Les partisans de « l’abandon du référendum » ont décidé de porter plainte devant les juridictions nationales et africaines. Car ce projet mortifère ne saurait s’appliquer au Mali du fait

qu’ il héberge les germes de la division et de l’instabilité de nos fragiles institutions.

Les partisans de « l’abandon du référendum » et les partisans du « non de la dignité » sont donc les seuls espoirs pour les maliens et pour le Mali. Ils méritent respect, Car, ils ont accepté de rester constants, cohérents et objectifs dans l’idéal de sauver notre pays. Ils auraient pu aller au banquet et souper pour ensuite refuser de faire  la vaisselle. Mais, leur fierté et leur dignité pour la postérité ont su s’imposer et prendre le dessus face à la facilité.

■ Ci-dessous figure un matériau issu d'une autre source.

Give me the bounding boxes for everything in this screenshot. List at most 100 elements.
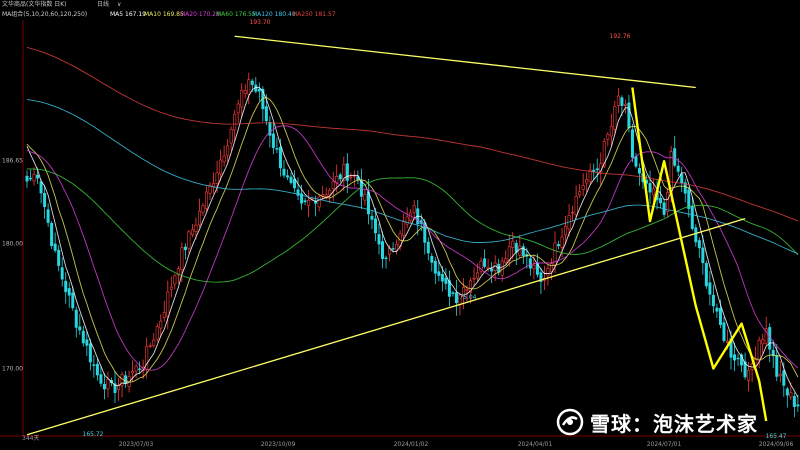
candle-body: [85, 339, 89, 346]
candle-body: [652, 188, 656, 196]
candle-body: [796, 404, 800, 407]
candle-body: [166, 291, 170, 317]
candle-body: [666, 192, 670, 213]
candle-body: [402, 220, 406, 236]
candle-body: [162, 312, 166, 318]
candle-body: [370, 215, 374, 220]
candle-body: [194, 224, 198, 232]
candle-body: [180, 247, 184, 270]
candle-body: [564, 225, 568, 236]
candle-body: [240, 89, 244, 108]
candle-body: [190, 229, 194, 235]
candle-body: [32, 174, 36, 182]
candle-body: [609, 125, 613, 137]
candle-body: [95, 363, 99, 376]
watermark-text: 雪球：泡沫艺术家: [590, 411, 758, 436]
candle-body: [792, 396, 796, 407]
candle-body: [53, 243, 57, 251]
candle-body: [50, 223, 54, 246]
candle-body: [511, 240, 515, 248]
candle-body: [500, 260, 504, 276]
x-tick-label: 2023/07/03: [119, 441, 154, 448]
candle-body: [504, 258, 508, 264]
candle-body: [67, 288, 71, 296]
candle-body: [226, 145, 230, 156]
x-tick-label: 2024/04/01: [518, 441, 553, 448]
candle-body: [585, 179, 589, 184]
candle-body: [247, 79, 251, 95]
ma250-line: [26, 46, 799, 222]
trendline: [234, 35, 696, 89]
candle-body: [687, 189, 691, 209]
candle-body: [243, 90, 247, 94]
candle-body: [257, 88, 261, 92]
candle-body: [373, 218, 377, 234]
candle-body: [229, 129, 233, 144]
candle-body: [222, 155, 226, 163]
candle-body: [328, 189, 332, 196]
candle-body: [549, 263, 553, 273]
candle-body: [250, 80, 254, 85]
candle-body: [630, 129, 634, 158]
x-tick-label: 2023/10/09: [261, 441, 296, 448]
candle-body: [518, 245, 522, 256]
candle-body: [307, 199, 311, 206]
candle-body: [236, 103, 240, 114]
candle-body: [637, 168, 641, 174]
watermark: 雪球：泡沫艺术家: [556, 404, 758, 440]
candle-body: [430, 255, 434, 263]
candle-body: [426, 241, 430, 254]
candle-body: [88, 343, 92, 363]
candle-body: [289, 176, 293, 183]
candle-body: [349, 176, 353, 179]
price-annotation: 165.72: [83, 431, 104, 438]
candlestick-chart[interactable]: 180.00 170.00 186.65 2023/07/03 2023/10/09 20…: [0, 0, 800, 450]
candle-body: [733, 354, 737, 361]
candle-body: [747, 370, 751, 381]
candle-body: [39, 181, 43, 194]
candle-body: [476, 272, 480, 279]
left-price-label: 186.65: [2, 158, 23, 165]
candle-body: [595, 168, 599, 171]
candle-body: [613, 106, 617, 130]
candle-body: [736, 357, 740, 360]
price-annotation: 165.47: [766, 433, 787, 440]
candle-body: [708, 282, 712, 295]
candle-body: [102, 383, 106, 390]
candle-body: [285, 175, 289, 178]
candle-body: [43, 193, 47, 208]
candle-body: [233, 114, 237, 131]
trendline: [26, 218, 746, 436]
candle-body: [381, 241, 385, 259]
x-tick-label: 2024/07/01: [647, 441, 682, 448]
candle-body: [282, 168, 286, 176]
candle-body: [331, 181, 335, 190]
candle-body: [680, 173, 684, 184]
candle-body: [78, 326, 82, 331]
candle-body: [152, 339, 156, 347]
candle-body: [338, 174, 342, 180]
candle-body: [391, 248, 395, 250]
candle-body: [46, 209, 50, 223]
candle-body: [99, 374, 103, 384]
candle-body: [451, 292, 455, 294]
candle-body: [532, 264, 536, 270]
y-tick-label: 180.00: [2, 241, 23, 248]
candle-body: [483, 258, 487, 267]
candle-body: [775, 355, 779, 377]
price-annotation: 193.70: [250, 19, 271, 26]
candle-body: [384, 257, 388, 259]
candle-body: [785, 388, 789, 396]
candle-body: [324, 194, 328, 197]
candle-body: [64, 280, 68, 293]
candle-body: [606, 134, 610, 140]
candle-body: [725, 340, 729, 343]
candle-body: [711, 294, 715, 307]
ma-lines-group: [26, 46, 799, 398]
candle-body: [377, 234, 381, 245]
candle-body: [317, 196, 321, 208]
candle-body: [627, 102, 631, 129]
candle-body: [444, 277, 448, 284]
candle-body: [472, 277, 476, 280]
candle-body: [138, 368, 142, 370]
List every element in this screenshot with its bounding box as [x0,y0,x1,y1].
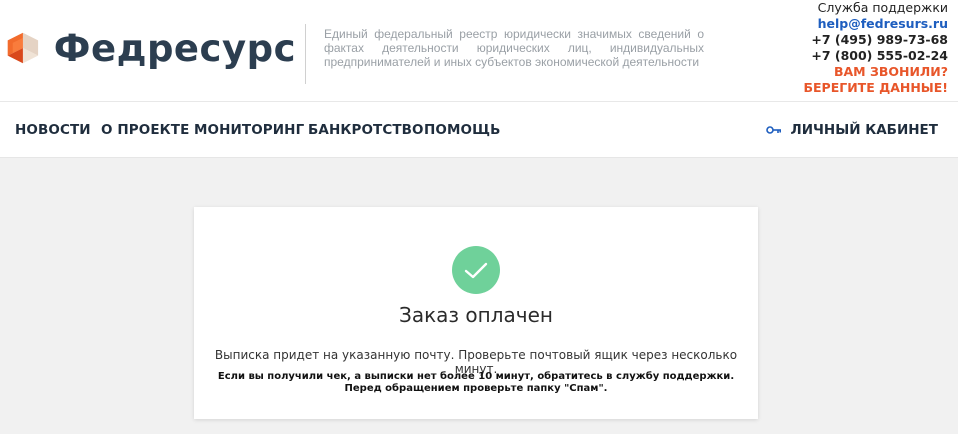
fraud-alert-line-2[interactable]: БЕРЕГИТЕ ДАННЫЕ! [803,80,948,96]
support-note-line-2: Перед обращением проверьте папку "Спам". [344,383,608,394]
key-icon [766,126,782,134]
nav-item-monitoring[interactable]: МОНИТОРИНГ [194,122,304,138]
header-divider [305,24,306,84]
checkmark-icon [464,262,488,279]
fedresurs-logo-icon [7,32,39,64]
nav-item-bankruptcy[interactable]: БАНКРОТСТВО [308,122,424,138]
logo-text: Федресурс [53,26,296,70]
support-block: Служба поддержки help@fedresurs.ru +7 (4… [803,0,948,96]
nav-item-about[interactable]: О ПРОЕКТЕ [101,122,189,138]
support-title: Служба поддержки [817,0,948,15]
nav-item-news[interactable]: НОВОСТИ [15,122,91,138]
support-email-link[interactable]: help@fedresurs.ru [803,16,948,32]
nav-item-help[interactable]: ПОМОЩЬ [424,122,500,138]
support-phone-2[interactable]: +7 (800) 555-02-24 [803,48,948,64]
order-status-card: Заказ оплачен Выписка придет на указанну… [194,207,758,419]
order-status-title: Заказ оплачен [399,303,553,327]
fraud-alert-line-1[interactable]: ВАМ ЗВОНИЛИ? [803,64,948,80]
personal-cabinet-link[interactable]: ЛИЧНЫЙ КАБИНЕТ [766,122,938,138]
support-phone-1[interactable]: +7 (495) 989-73-68 [803,32,948,48]
personal-cabinet-label: ЛИЧНЫЙ КАБИНЕТ [790,122,938,138]
site-tagline: Единый федеральный реестр юридически зна… [324,27,704,69]
support-note: Если вы получили чек, а выписки нет боле… [194,371,758,395]
main-nav: НОВОСТИ О ПРОЕКТЕ МОНИТОРИНГ БАНКРОТСТВО… [0,102,958,158]
support-note-line-1: Если вы получили чек, а выписки нет боле… [217,371,735,382]
site-header: Федресурс Единый федеральный реестр юрид… [0,0,958,102]
logo[interactable]: Федресурс [6,22,296,74]
success-badge [452,246,500,294]
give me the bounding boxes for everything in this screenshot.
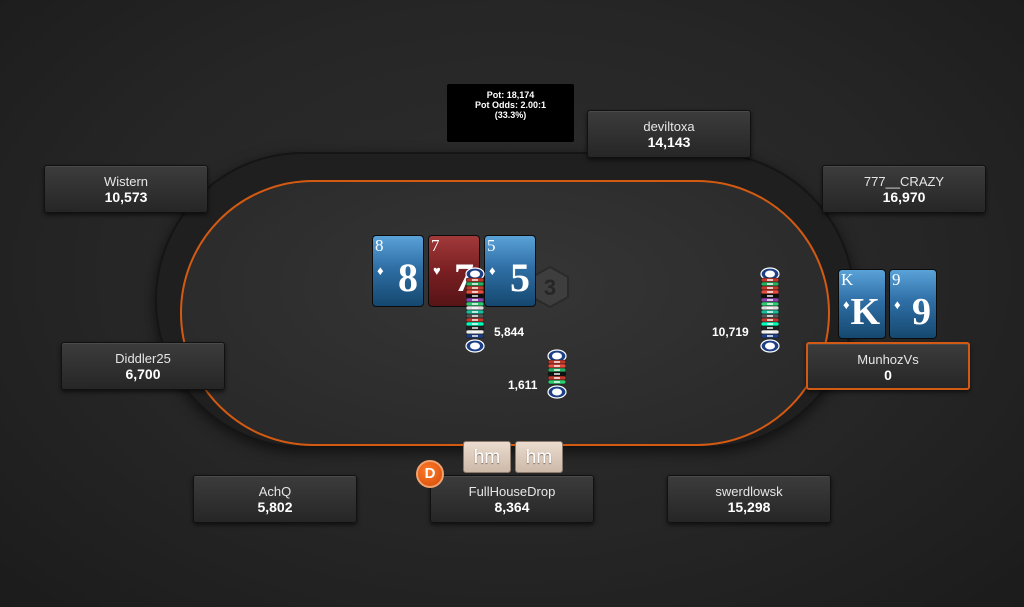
seat-munhozvs[interactable]: MunhozVs 0 (806, 342, 970, 390)
player-name: swerdlowsk (715, 484, 783, 499)
card-rank-large: K (850, 291, 880, 333)
card-rank: 7 (431, 236, 440, 255)
bet-amount-right: 10,719 (712, 325, 749, 339)
player-stack: 10,573 (104, 189, 148, 205)
card-rank: 8 (375, 236, 384, 255)
seat-deviltoxa[interactable]: deviltoxa 14,143 (587, 110, 751, 158)
bet-amount-center: 5,844 (494, 325, 525, 339)
svg-text:3: 3 (544, 275, 556, 300)
player-name: MunhozVs (857, 352, 919, 367)
dealer-button: D (416, 460, 444, 488)
card-rank: 5 (487, 236, 496, 255)
pot-odds-percent: (33.3%) (494, 110, 527, 120)
pot-odds: Pot Odds: 2.00:1 (474, 100, 546, 110)
player-stack: 14,143 (647, 134, 691, 150)
pot-amount: Pot: 18,174 (486, 90, 535, 100)
player-name: AchQ (258, 484, 292, 499)
player-name: Wistern (103, 174, 149, 189)
board-card-3: 5 ♦ 5 (484, 235, 536, 307)
player-name: deviltoxa (643, 119, 695, 134)
poker-table-felt (180, 180, 830, 446)
seat-swerdlowsk[interactable]: swerdlowsk 15,298 (667, 475, 831, 523)
hole-card-1: K ♦ K (838, 269, 886, 339)
card-rank: 9 (892, 270, 901, 289)
heart-suit-icon: ♥ (433, 263, 441, 278)
player-stack: 16,970 (882, 189, 926, 205)
player-name: FullHouseDrop (468, 484, 556, 499)
diamond-suit-icon: ♦ (894, 297, 901, 312)
card-rank: K (841, 270, 854, 289)
seat-fullhousedrop[interactable]: FullHouseDrop 8,364 (430, 475, 594, 523)
diamond-suit-icon: ♦ (489, 263, 496, 278)
chip-stack-center (465, 267, 485, 353)
player-stack: 0 (884, 367, 892, 383)
card-rank-large: 9 (912, 291, 931, 333)
hud-button-1[interactable]: hm (463, 441, 511, 473)
player-stack: 6,700 (125, 366, 161, 382)
hud-button-2[interactable]: hm (515, 441, 563, 473)
hole-card-2: 9 ♦ 9 (889, 269, 937, 339)
player-stack: 8,364 (494, 499, 530, 515)
player-stack: 15,298 (727, 499, 771, 515)
seat-777-crazy[interactable]: 777__CRAZY 16,970 (822, 165, 986, 213)
pot-info-box: Pot: 18,174 Pot Odds: 2.00:1 (33.3%) (447, 84, 574, 142)
player-name: Diddler25 (115, 351, 171, 366)
diamond-suit-icon: ♦ (377, 263, 384, 278)
seat-achq[interactable]: AchQ 5,802 (193, 475, 357, 523)
card-rank-large: 5 (510, 255, 530, 300)
card-rank-large: 8 (398, 255, 418, 300)
seat-diddler25[interactable]: Diddler25 6,700 (61, 342, 225, 390)
seat-wistern[interactable]: Wistern 10,573 (44, 165, 208, 213)
player-name: 777__CRAZY (863, 174, 945, 189)
diamond-suit-icon: ♦ (843, 297, 850, 312)
chip-stack-small (547, 349, 567, 399)
bet-amount-small: 1,611 (508, 378, 538, 392)
player-stack: 5,802 (257, 499, 293, 515)
chip-stack-right (760, 267, 780, 353)
board-card-1: 8 ♦ 8 (372, 235, 424, 307)
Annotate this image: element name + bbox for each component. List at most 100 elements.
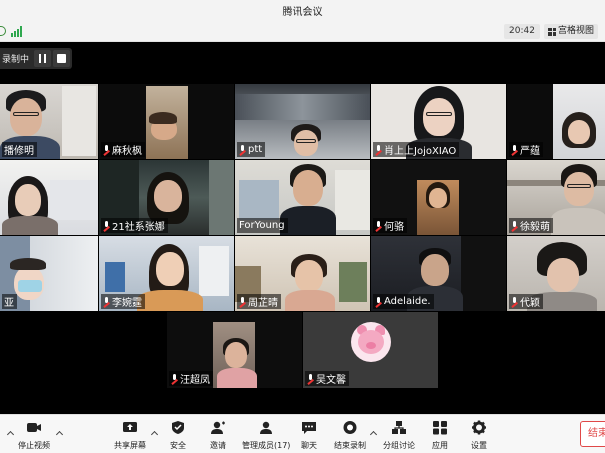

Je suis membre de l’appel du 20 Fevrier et je m’inscris dans son combat et soutien les prises de position de cette plate-forme pour la pertinence de ses arguments.

Comme pour dire que, feu Babemba TRAORE l’indomptable roi du Kenedougou (résistant farouche à la pénétration coloniale) et feu Modibo KEITA le stratège, verront la graine de la résistance nationale émerger et prospérer.

Sans être idéaliste puritain, j’ai espoir que le Mali tant rêvé et espéré de nos pères des indépendances et voulu par la forte conviction des fantassins du Mali émergent, se réalisera à la sueur de la noblesse des actes qui seront posées. Pour ce faire, le choix des leaders politiques éclairés, conscients, probes et vertueux doit s’imposer.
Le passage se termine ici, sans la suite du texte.